Wetterwarnung: Kräftige Sturmböen drohen in NRW

NRW

Der Deutsche Wetterdienst hat für NRW eine amtliche Wetterwarnung herausgegeben. Vom Münsterland bis nach Ostwestfalen-Lippe drohen stürmische Böen.

Von Dario Teschner

Aufgrund stürmischer Böen wurde eine amtliche Wetterwarnung für NRW herausgegeben (Symbolbild). Foto: Karl-Josef Hildenbrand/dpa

Das sommerliche Wetter hat sich im Westen Deutschlands verabschiedet. Am Mittwoch (29. September) hat Sturmtief Yogi das Zepter übernommen, weshalb in Nordrhein-Westfalen mit einigen Regenschauern zu rechnen ist. Der Deutsche Wetterdienst (DWD) warnt darüber hinaus vor Sturmböen, die vom Münsterland bis nach Ostwestfalen besonders kräftig ausfallen können.  

Deshalb wurde eine amtliche Wetterwarnung für ganz NRW herausgegeben. Wetterexperten rechnen damit, dass es in den höheren Lagen besonders turbulent zugehen könnte. Die starken Böen drohen jedoch bis ins Flachland.

Tief Yogi wütet in Deutschland – Wetterwarnung für NRW

Sturmtief Yogi wütet über Norddeutschland. Aktuell sind vor allem die Küstenregionen an der Nordsee von dem Unwetter betroffen. Meteorologen rechnen hier am Mittwoch mit Orkanböen bis 140 km/h und starken Regenschauern. Das Wetter in NRW wird derzeit ebenfalls von dem Tief beeinflusst. 
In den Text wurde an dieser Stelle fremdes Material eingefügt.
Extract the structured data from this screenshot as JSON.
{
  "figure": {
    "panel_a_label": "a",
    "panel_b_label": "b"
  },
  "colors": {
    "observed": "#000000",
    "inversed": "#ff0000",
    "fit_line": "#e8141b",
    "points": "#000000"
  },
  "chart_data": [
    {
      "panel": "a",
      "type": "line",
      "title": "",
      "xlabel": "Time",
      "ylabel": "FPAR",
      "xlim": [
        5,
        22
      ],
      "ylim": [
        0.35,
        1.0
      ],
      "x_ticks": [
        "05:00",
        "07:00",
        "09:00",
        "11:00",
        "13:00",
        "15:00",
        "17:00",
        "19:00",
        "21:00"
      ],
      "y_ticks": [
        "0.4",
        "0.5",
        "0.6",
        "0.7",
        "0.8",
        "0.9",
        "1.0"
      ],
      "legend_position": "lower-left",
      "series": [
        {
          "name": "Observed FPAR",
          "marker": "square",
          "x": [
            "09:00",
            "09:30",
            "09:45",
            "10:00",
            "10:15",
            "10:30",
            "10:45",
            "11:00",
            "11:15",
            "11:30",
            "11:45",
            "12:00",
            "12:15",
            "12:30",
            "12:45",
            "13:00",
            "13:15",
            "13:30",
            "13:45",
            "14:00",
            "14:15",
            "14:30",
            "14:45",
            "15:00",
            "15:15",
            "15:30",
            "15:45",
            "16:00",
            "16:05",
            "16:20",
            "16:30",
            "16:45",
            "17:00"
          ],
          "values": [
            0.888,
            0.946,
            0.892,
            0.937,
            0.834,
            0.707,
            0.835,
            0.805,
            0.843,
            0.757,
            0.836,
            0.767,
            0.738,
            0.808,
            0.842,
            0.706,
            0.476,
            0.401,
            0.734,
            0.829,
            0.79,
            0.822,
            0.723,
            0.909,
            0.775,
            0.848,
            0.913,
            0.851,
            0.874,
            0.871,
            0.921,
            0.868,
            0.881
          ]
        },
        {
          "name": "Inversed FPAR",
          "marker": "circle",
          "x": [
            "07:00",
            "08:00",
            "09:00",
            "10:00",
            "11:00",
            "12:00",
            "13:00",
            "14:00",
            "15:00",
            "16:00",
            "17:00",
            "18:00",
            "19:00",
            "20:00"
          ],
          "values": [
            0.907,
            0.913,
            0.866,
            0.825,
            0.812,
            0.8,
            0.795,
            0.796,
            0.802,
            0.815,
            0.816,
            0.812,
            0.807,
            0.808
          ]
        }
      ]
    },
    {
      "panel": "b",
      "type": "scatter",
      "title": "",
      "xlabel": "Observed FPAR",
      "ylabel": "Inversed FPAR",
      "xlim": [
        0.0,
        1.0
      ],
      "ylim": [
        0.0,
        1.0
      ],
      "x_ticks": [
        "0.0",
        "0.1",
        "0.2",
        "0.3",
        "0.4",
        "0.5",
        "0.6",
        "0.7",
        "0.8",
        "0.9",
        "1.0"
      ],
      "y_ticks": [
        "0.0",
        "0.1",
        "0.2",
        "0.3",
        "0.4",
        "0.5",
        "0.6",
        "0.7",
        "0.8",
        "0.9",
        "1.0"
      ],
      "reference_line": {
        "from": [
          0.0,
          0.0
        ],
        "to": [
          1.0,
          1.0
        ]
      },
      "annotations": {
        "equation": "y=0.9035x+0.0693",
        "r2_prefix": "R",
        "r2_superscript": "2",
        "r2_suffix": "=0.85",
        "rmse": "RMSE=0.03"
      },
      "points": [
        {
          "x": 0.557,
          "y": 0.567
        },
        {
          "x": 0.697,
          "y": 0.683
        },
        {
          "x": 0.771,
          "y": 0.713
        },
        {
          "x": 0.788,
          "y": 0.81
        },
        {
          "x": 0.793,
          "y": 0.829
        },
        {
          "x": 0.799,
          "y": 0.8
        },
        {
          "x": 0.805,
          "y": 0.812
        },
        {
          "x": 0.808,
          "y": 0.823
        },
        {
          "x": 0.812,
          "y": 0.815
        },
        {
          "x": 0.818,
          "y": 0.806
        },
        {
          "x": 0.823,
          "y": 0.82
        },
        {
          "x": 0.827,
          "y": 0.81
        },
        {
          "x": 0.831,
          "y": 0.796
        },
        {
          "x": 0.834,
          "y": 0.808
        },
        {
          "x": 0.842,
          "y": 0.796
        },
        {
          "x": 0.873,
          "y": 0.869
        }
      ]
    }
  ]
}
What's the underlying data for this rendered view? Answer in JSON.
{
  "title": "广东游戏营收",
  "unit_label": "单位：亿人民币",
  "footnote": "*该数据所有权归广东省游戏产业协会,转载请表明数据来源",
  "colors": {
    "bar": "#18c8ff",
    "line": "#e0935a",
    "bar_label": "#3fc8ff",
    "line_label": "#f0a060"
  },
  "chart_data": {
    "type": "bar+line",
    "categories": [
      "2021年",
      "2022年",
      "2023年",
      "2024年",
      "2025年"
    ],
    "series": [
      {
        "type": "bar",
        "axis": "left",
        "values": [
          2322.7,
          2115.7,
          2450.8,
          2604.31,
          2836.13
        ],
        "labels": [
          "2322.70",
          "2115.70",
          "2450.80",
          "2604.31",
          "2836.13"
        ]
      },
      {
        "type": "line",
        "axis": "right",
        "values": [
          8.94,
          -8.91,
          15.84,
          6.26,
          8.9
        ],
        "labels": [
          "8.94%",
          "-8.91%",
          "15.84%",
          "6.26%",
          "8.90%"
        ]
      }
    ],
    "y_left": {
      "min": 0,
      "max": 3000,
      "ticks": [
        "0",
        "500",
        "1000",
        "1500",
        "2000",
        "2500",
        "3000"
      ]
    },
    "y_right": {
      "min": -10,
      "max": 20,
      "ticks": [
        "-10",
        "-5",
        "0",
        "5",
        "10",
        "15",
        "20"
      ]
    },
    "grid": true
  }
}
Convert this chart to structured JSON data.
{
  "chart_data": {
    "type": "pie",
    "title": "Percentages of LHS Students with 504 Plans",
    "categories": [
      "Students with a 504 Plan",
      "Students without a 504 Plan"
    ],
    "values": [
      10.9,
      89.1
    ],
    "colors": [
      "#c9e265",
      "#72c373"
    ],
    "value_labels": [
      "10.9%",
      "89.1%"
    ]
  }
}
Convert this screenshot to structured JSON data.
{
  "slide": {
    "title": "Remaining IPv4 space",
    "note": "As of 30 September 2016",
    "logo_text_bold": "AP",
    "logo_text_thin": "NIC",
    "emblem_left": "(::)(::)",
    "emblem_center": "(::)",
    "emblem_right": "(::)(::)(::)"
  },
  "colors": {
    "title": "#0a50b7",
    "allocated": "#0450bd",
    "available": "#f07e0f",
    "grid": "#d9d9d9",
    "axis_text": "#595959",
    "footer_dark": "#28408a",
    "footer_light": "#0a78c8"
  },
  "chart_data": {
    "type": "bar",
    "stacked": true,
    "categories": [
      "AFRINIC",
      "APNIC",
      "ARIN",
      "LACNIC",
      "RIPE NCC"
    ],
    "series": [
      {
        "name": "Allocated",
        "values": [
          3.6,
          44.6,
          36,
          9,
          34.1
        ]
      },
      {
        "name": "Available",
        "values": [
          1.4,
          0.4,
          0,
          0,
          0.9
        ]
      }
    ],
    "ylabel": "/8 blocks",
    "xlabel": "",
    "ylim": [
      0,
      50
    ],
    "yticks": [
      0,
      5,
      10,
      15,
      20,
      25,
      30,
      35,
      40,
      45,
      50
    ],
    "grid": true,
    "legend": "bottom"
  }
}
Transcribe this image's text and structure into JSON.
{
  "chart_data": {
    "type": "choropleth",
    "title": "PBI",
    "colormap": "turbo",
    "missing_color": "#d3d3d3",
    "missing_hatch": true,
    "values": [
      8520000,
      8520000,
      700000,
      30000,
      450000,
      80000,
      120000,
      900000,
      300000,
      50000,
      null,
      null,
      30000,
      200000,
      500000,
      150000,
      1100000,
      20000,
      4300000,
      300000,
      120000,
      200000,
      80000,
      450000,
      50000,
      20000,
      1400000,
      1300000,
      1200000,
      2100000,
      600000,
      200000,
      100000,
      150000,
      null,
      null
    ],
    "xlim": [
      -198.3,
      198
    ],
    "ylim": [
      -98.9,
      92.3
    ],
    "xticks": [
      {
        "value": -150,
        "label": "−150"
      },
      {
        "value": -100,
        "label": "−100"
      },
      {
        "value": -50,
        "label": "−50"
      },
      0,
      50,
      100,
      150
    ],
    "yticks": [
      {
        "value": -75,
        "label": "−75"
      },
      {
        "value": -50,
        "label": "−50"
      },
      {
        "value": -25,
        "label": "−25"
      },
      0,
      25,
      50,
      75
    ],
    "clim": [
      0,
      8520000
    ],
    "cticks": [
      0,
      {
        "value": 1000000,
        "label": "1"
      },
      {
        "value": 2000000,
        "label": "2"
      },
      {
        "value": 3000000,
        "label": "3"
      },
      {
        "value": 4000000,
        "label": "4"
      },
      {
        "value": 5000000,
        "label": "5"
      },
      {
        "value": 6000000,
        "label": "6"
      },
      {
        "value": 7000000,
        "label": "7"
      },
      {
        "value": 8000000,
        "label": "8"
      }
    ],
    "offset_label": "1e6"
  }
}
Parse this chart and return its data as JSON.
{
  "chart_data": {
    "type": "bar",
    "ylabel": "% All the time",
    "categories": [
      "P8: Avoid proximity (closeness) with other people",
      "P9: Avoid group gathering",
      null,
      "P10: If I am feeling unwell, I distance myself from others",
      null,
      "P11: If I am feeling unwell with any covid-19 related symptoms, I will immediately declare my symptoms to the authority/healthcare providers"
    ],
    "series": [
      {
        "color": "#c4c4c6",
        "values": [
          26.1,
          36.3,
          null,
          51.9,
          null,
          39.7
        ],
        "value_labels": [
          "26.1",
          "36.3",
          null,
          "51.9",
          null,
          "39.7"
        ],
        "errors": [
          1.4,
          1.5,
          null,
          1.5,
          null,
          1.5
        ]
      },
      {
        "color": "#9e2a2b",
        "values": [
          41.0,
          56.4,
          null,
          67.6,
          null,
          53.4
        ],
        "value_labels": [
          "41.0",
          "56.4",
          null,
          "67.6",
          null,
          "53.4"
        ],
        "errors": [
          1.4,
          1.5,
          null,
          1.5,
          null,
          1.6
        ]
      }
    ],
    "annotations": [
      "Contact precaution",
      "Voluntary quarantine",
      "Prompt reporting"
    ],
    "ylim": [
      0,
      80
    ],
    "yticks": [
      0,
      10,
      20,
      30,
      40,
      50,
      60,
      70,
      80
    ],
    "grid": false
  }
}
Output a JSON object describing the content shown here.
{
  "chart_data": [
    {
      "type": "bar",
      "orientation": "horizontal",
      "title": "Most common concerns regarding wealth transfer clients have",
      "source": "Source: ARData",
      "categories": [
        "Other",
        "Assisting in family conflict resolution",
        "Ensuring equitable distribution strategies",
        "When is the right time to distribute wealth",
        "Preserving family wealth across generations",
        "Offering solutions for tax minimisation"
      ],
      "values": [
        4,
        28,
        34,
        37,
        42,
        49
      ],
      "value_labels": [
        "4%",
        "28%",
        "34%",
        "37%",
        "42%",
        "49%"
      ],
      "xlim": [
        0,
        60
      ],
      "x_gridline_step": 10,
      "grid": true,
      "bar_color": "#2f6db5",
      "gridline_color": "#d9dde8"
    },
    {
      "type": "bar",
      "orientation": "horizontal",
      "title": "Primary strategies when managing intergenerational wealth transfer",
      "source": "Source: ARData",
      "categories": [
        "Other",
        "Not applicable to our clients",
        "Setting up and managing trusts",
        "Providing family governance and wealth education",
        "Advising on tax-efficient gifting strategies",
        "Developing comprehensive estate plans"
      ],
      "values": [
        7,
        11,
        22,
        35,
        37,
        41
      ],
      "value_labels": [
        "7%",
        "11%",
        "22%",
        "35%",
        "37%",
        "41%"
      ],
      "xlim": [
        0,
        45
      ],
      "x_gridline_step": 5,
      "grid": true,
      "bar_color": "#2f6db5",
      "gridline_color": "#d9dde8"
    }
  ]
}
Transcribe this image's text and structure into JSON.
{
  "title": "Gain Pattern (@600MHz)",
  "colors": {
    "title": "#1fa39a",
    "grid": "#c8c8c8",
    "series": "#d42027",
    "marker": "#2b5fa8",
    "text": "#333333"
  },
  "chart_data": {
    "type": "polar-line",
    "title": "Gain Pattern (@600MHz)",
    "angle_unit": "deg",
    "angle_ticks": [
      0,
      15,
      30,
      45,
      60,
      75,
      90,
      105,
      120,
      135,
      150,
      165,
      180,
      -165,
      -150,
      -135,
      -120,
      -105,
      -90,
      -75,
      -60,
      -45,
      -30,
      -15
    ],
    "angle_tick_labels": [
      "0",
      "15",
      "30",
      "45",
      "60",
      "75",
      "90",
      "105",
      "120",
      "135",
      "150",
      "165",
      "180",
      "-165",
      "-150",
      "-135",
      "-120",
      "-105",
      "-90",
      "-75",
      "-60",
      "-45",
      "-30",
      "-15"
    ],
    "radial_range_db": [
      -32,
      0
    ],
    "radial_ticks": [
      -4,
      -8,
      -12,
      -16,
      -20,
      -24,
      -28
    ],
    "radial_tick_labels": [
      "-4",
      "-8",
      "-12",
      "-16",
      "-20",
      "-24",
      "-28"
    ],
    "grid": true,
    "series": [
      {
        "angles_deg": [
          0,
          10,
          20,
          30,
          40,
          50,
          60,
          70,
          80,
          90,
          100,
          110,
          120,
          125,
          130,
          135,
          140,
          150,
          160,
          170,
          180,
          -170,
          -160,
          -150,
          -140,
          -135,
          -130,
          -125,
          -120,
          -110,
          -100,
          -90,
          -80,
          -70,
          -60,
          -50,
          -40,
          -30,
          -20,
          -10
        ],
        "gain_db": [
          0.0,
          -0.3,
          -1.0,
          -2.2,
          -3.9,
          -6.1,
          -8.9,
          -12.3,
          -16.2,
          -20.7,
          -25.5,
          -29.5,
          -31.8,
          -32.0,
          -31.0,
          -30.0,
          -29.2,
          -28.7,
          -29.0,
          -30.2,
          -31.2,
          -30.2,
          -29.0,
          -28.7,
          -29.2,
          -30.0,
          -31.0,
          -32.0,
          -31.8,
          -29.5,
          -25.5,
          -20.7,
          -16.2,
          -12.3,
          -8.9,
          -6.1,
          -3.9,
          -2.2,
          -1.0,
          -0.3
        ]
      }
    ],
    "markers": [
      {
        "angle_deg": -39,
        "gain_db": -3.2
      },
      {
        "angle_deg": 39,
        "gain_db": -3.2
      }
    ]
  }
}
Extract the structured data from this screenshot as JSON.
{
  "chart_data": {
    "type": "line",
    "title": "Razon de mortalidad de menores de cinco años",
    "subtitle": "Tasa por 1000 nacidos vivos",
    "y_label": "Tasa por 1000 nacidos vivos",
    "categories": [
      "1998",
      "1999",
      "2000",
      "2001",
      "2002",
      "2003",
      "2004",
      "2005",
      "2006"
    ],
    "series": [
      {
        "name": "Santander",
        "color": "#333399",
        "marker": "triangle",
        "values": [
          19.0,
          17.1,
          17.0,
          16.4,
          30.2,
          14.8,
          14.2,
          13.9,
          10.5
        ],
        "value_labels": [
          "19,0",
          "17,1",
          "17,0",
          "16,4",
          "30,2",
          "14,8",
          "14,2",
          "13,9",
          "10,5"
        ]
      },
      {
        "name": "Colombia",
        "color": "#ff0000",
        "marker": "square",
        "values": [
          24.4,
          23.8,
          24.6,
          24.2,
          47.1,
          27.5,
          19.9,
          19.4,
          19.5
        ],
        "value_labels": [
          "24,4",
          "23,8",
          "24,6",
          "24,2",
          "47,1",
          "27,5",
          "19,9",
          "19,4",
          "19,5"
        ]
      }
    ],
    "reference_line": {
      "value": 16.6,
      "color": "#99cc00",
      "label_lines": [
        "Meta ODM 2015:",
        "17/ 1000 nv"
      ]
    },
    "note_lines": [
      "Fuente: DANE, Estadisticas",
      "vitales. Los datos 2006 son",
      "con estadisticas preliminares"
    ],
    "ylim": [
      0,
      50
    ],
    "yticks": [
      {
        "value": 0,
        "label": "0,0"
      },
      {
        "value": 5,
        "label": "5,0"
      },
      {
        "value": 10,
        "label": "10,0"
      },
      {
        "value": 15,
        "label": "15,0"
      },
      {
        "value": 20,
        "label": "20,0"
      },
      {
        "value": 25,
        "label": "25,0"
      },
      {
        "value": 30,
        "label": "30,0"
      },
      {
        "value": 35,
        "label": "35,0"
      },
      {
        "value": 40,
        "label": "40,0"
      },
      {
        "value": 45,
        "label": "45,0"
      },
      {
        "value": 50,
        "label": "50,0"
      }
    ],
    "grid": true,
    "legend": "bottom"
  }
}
Durch die Ausläufer von Tief Yogi nimmt der Wind derzeit auch in Deutschlands bevölkerungsreichstem Bundesland kräftig zu. Die Böen erreichen im Flachland bis zu 60 km/h. Von Münster bis nach Bielefeld sind sogar Sturmböen bis 70 km/h möglich. Viel Regen und Temperaturen um die 14 Grad runden das schmuddelige Wetter in NRW ab.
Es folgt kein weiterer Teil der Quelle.